サークル「小公園」の仮拠点です。ガムベースの作ったものを載せたり、他人の創作物への感想を書いたりしています。

花火

 部屋の外で夏子が呼ぶ。僕は、お気に入りのスムースジャズをかけて、ロッキングチェアに腰かけて旅情小説をめくっている。さして内容は頭に入ってこない。優雅な時間が好きだった。扇風機は止めている。夕立が長引いたおかげで、窓から入ってくる風だけで今夜は十分に涼しかった。何度目かの僕の名前が呼ばれ、声が大きくなっていることに気付いた。仕方なく立つ。本を置きコンポを止めて、タオルをかけた夏子の前に立った。額が濡れて光っていた。
「今日は涼しくてよかったね」
 夏子は目を向けたままだったが、返事をしなかった。僕は、ごめんねと謝った。
「まだ七時半だよ、花火は八時からだから、三十分も余裕がある」
「打ち上げ会場までは遠いのよ、もう遅すぎるくらいじゃない」と、怒ったように言った。
「車で行けばいいんだろう」
「車で行けるわけないでしょ」夏子は怒り出すのを我慢しているみたいだった。「車でどこに行くの。歩いて行くに決まってるでしょ、何言ってるの? ねえ今日は涼しいんじゃなかったの」
 夏子は腕時計をしていた。音楽を止めたので、針の音がかすかにする。僕の支度さえ整えばすぐに出かけられるようだった。僕は部屋に戻り、机の上から財布を取ってポケットに突っこんだ。財布は軽かった。お金はほとんど入っていないようだった。屋台が出ていても、たこ焼きを買うくらいがやっとだろう。夏子にせがまれたらどうしようかと心配になった。引き出しを開けて腕時計を探していると、夏子の腕に時計があったのを思い出して、引き出しを閉めた。
 夏子がシャツの襟首をつまんで風を入れていた。胸元の大きく開いたオレンジのTシャツは、単にサイズが大きいだけで、本人は涼しくて夏にはちょうどいいと言っていた。そのシャツが汗で濡れてしわをつくりながら、夏子の体に張り付いている。電灯の下だと下着がうっすら透けて見える。外はもう暗かったから何も言わなかった。
 台所に立ち寄って冷たい水を一杯飲んだ。夏子は冷蔵庫を開けて探し物をしている。居間をのぞくと両親がテレビを見ていて、隅では扇風機が回っていたが、僕の部屋よりもずっと暑かった。出かけるの、と訊かれて、花火を見に行くんだと答えた。いってらっしゃいと母が言う。居眠りをして聞こえていないと思った父が、ソファから手をひらひらさせた。夏子が背中をつついた。ドアを閉める。冷たいものが背中に当たる。夏子がアイスキャンデーを二つ持っていた。
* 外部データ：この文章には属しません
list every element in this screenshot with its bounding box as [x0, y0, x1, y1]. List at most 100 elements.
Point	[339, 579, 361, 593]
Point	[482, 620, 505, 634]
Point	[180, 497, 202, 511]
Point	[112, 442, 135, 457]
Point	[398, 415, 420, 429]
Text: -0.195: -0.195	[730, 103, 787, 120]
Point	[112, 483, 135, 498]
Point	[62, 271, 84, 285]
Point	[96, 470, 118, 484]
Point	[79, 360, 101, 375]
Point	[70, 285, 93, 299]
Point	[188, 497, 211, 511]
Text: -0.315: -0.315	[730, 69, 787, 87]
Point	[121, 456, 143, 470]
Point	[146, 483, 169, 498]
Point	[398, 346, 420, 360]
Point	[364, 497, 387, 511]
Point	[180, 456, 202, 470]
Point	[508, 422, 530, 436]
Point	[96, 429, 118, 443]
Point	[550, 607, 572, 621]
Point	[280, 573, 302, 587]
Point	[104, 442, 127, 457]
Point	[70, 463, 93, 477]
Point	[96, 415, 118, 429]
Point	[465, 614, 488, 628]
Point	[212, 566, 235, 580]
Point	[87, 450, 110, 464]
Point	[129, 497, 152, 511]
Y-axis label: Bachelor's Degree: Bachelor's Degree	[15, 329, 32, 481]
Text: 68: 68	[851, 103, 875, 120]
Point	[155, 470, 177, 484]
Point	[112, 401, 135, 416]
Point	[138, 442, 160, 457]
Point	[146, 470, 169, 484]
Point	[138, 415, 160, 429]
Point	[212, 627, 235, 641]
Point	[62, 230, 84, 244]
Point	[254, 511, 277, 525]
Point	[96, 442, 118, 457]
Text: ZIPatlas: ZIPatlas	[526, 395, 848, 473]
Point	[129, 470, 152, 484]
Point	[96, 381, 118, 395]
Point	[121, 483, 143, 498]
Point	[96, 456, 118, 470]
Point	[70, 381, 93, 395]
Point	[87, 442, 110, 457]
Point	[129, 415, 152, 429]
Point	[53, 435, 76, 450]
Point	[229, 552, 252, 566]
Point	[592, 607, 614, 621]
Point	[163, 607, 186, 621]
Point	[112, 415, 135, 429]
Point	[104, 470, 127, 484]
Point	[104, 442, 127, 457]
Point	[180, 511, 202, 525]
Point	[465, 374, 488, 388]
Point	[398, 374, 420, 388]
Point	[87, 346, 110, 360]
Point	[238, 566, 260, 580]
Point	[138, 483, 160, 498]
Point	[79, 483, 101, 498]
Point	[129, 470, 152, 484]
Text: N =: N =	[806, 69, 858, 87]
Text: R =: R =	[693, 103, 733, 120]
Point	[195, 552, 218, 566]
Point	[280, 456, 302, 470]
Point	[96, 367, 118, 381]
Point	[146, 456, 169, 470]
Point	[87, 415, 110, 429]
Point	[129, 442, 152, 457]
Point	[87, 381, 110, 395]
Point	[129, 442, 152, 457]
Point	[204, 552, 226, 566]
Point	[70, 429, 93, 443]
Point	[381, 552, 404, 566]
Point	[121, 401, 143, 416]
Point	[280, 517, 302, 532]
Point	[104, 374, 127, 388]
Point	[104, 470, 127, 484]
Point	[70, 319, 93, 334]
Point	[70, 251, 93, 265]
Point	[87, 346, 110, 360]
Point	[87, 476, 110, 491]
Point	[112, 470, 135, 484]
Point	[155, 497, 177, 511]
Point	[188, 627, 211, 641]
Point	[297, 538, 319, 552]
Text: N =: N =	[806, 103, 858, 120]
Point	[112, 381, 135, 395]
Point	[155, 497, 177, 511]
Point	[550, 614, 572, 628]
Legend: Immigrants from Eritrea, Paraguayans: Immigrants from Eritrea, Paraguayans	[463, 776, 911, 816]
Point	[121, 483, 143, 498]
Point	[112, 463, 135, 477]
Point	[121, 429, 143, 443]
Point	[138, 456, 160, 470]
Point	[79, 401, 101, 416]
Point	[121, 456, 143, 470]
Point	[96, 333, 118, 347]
 外は涼しかったが、ほとんど風はなかった。二人で歩きながら夏子の持っていたアイスを食べた。元々僕らの間には大した会話もないから、一緒にいると無言になる。口がふさがってちょうどよかった。一緒にいることだってそう多くはない。虫の声に混じって、遠くで犬の遠吠えがした。耳を澄ませば夏子の腕時計の音も聞こえそうだった。虫の声は大きくて、時計の針の音が聞こえるはずはないけれど、耳を近づければ聞こえるかもしれないと僕は思った。夏子がなるべくこちらを見ないようにして、歩いている。アイスの棒をくわえて、遠くに見える、街の明かりを見ていた。僕も同じ方角を眺めながら、アイスのなくなった棒を道の脇に吐き捨てた。草を踏むと夕方に降った雨の飛沫が足にかかる。小さな橋を渡るとき、夏子がふと立ち止まって、アイスの棒を川に投げ込んだ。落ちる途中で見えなくなって、何の音も聞こえなかった。
 夏子があと五分しかないと言って、突然走り出した。それほど時間が経ったようには思えなかった。ぼんやりと後姿を見ていると、夏子の姿がだんだん遠くなって、しだいに闇に消えてしまいそうになって、僕は慌てて後を追って走った。なぜか夏子は振り返ろうとしないで駆けていく。スピードを落とそうともしなかった。僕のほうが足は速いはずだったが、途中で諦めて立ち止まった。暑くてしんどかった。気づいたら息が上がっていて、これ以上走ったら倒れてしまいそうだった。歩いてゆっくり追いかけようと思ったが、夏子がどこから花火を見ようとしているのか、そういえば僕は知らなかった。
 橋の上だろうか、丘の上だろうか。街のほうだろうか。近いところだろうか、それとも遠いところだろうか。それにしても、せっかく一緒にきたのに、一人で走って行ってしまうなんて、あんまりだと思った。夏子がどこへ行きたかったのか知らないが、やっぱり車でくればよかった。
 やがて鳴りだした花火が、遠くで小さく咲いた。指先にも満たない小さな花火だったが、ここからでも十分に真ん丸に見えた。ずいぶん遠いようだった。たかだか三十分、人の足で歩いたからといって、進める距離は知れている。夏子はいまどこから花火を見ているのだろう。夏子は、花火が始まったことに気付いているだろうか。
 目の前の交差点に、かかしのように突っ立ってぼんやりと花火を眺めている夏子の姿があった。ひときわ大きな花火が上がって、すごおい、と声をあげる。夏子はこちらを向いて手を振った。ようやく追いついて、隣に立ち、ここからだとすごくよく見えるね、と僕は言った。でも、一人で歩いていた道から見たものと、それほど違わないと思っていた。夏子も、うんと答えて笑ったが、きっと僕と同じことを考えていたに違いない。